After the Reform movement broadcast online its first session devoted to reassessing itself, in mid-November, the comments poured in.
One viewer suggested that the movement create a network of schools, camps, shuls and seminaries focused on “tikkun olam,” the Jewish injunction to repair the world. Another said the movement should train five times as many rabbis and cantors to provide more entryways into Judaism through music, social action and prayer.
Another wrote to express concern about the lack of civility in Jewish discourse, particularly concerning Israel.
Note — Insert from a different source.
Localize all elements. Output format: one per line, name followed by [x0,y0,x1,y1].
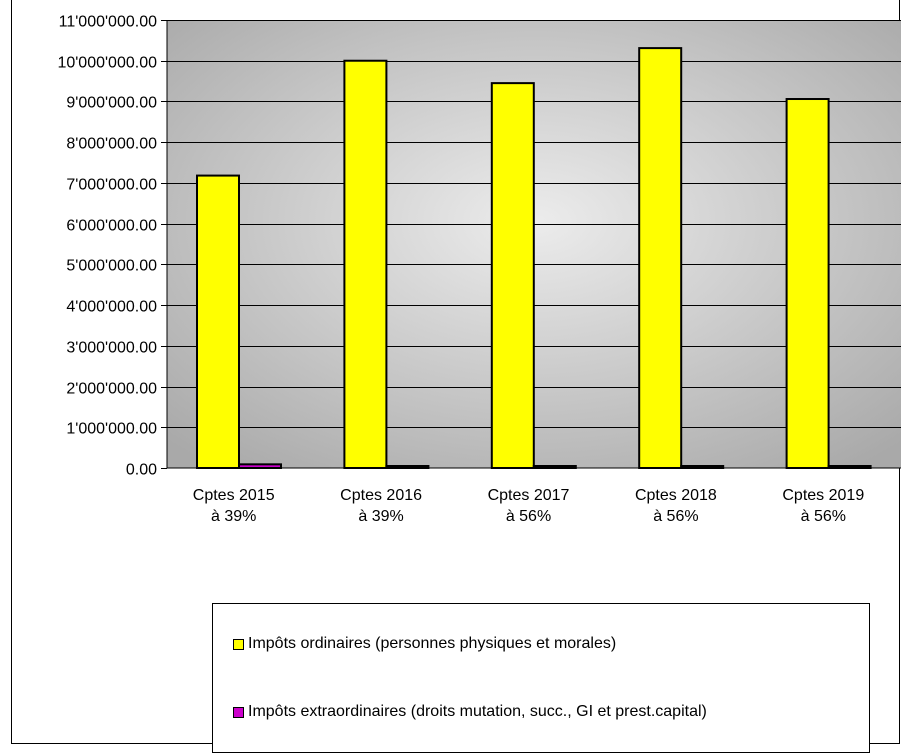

One asked how Jews could use media and technology to create community.
It is exactly the sort of grass-roots input that members of the reassessment team, called the Reform Think Tank, want as they take a hard look at where American Jewry’s largest religious denomination is today and where it ought to go in the future.
“Five years from now, congregations won’t look like they do today,” said Rabbi Eric Yoffie, the longtime president of the Union for Reform Judaism, told JTA in an interview.
Yoffie, who plans to retire in mid-2012, is one of the major players in the movement’s reassessment project.
The project is online and offline, top down and bottom up. Each of the three major Reform institutions—the synagogue movement, rabbinical association and seminary—nominated 10 members to lead the 18-month discussion, which will be punctuated by four live streaming forums devoted to specific topics. Each is being archived online at urj.org/thinktank.
The first, held Nov. 21 in Los Angeles, dealt with the impact of social media on religious life. About 300 individual viewers watched in addition to about 50 watching parties at Reform congregations. They could follow a blog and Twitter feed along with the broadcast, and sent in comments and questions to help direct the conversation. The team received more than 200 comments and questions even before the first forum, an organizer said.
The second forum is scheduled for April in Cincinnati, a third for December 2011, and the final for March 2012.
“We’ve never done anything like this before,” Yoffie said.
“It’s kind of scary,” said Steven Windmueller, a professor at the School of Jewish Communal Service at Hebrew Union College-Jewish Institute of Religion in Los Angeles and one of the co-organizers of the project. “Everything’s on the table. If we reinvent this whole thing, what will it look like? We’re not moving from one place to another in linear fashion—we’re experimenting.”
Demographic changes, financial challenges, new family structures and the changing nature of social media and how people connect to each other are just some of the pressures forcing change upon a movement founded 200 years ago in Germany but that developed its institutions in North America following World War II, Yoffie said.
Back then, the world and American Jewry had different needs and interests, he said.
“We are primarily a suburban, family-oriented movement,” Yoffie told JTA.
That’s one thing that must change if Reform Judaism is to appeal to the next generation, according to Yoffie.
“We need more synagogues in the major metropolitan centers,” he said.
The recent economic downturn already has forced changes, including the dismantling of much of the Union for Reform Judaism itself, where consultants have replaced many staff departments. That was in the works already, Reform leaders insist; the recession just advanced the move quicker and gives a greater urgency to the reassessment project.
“This is not an ivory tower think tank,” said Rachel Tasch, president of Congregation Beth Am in Los Altos Hills, Calif., and one of the 33 leaders selected for the Reform Think Tank. “We’re trying to make it a grass-roots thing, so people have a voice, a way to have real input.”
Those who want to participate in the project can send in their comments anytime over the next year and a half. Pulpit rabbis involved with the project will take the conversation to their congregations and “take the pulse of the community” before the next forum, Windmueller said. The team also will consult with youth groups, synagogue presidents and other Reform activists.
“Most of the questions we received were in line with the questions we ourselves have,” Tasch said after the first forum. “The nature of community in a world where everything is online; the tension between face-to-face communication and technology; the nature of membership; what does it mean to belong in a world where everything is out there and available?”
Yoffie believes that synagogues will continue to be the foundation of Jewish life in North America but must evolve radically to adjust to how people communicate and relate via technology.
“Social media can be contentious,” he told JTA, “and congregations are not contentious places. It’s where you go for comfort and support. So how do we deal with the contention of modern media while preserving the congregation as a place of menschlikeit and mutual respect?
“The truth is, we have to take risks if we’re not going to be irrelevant.”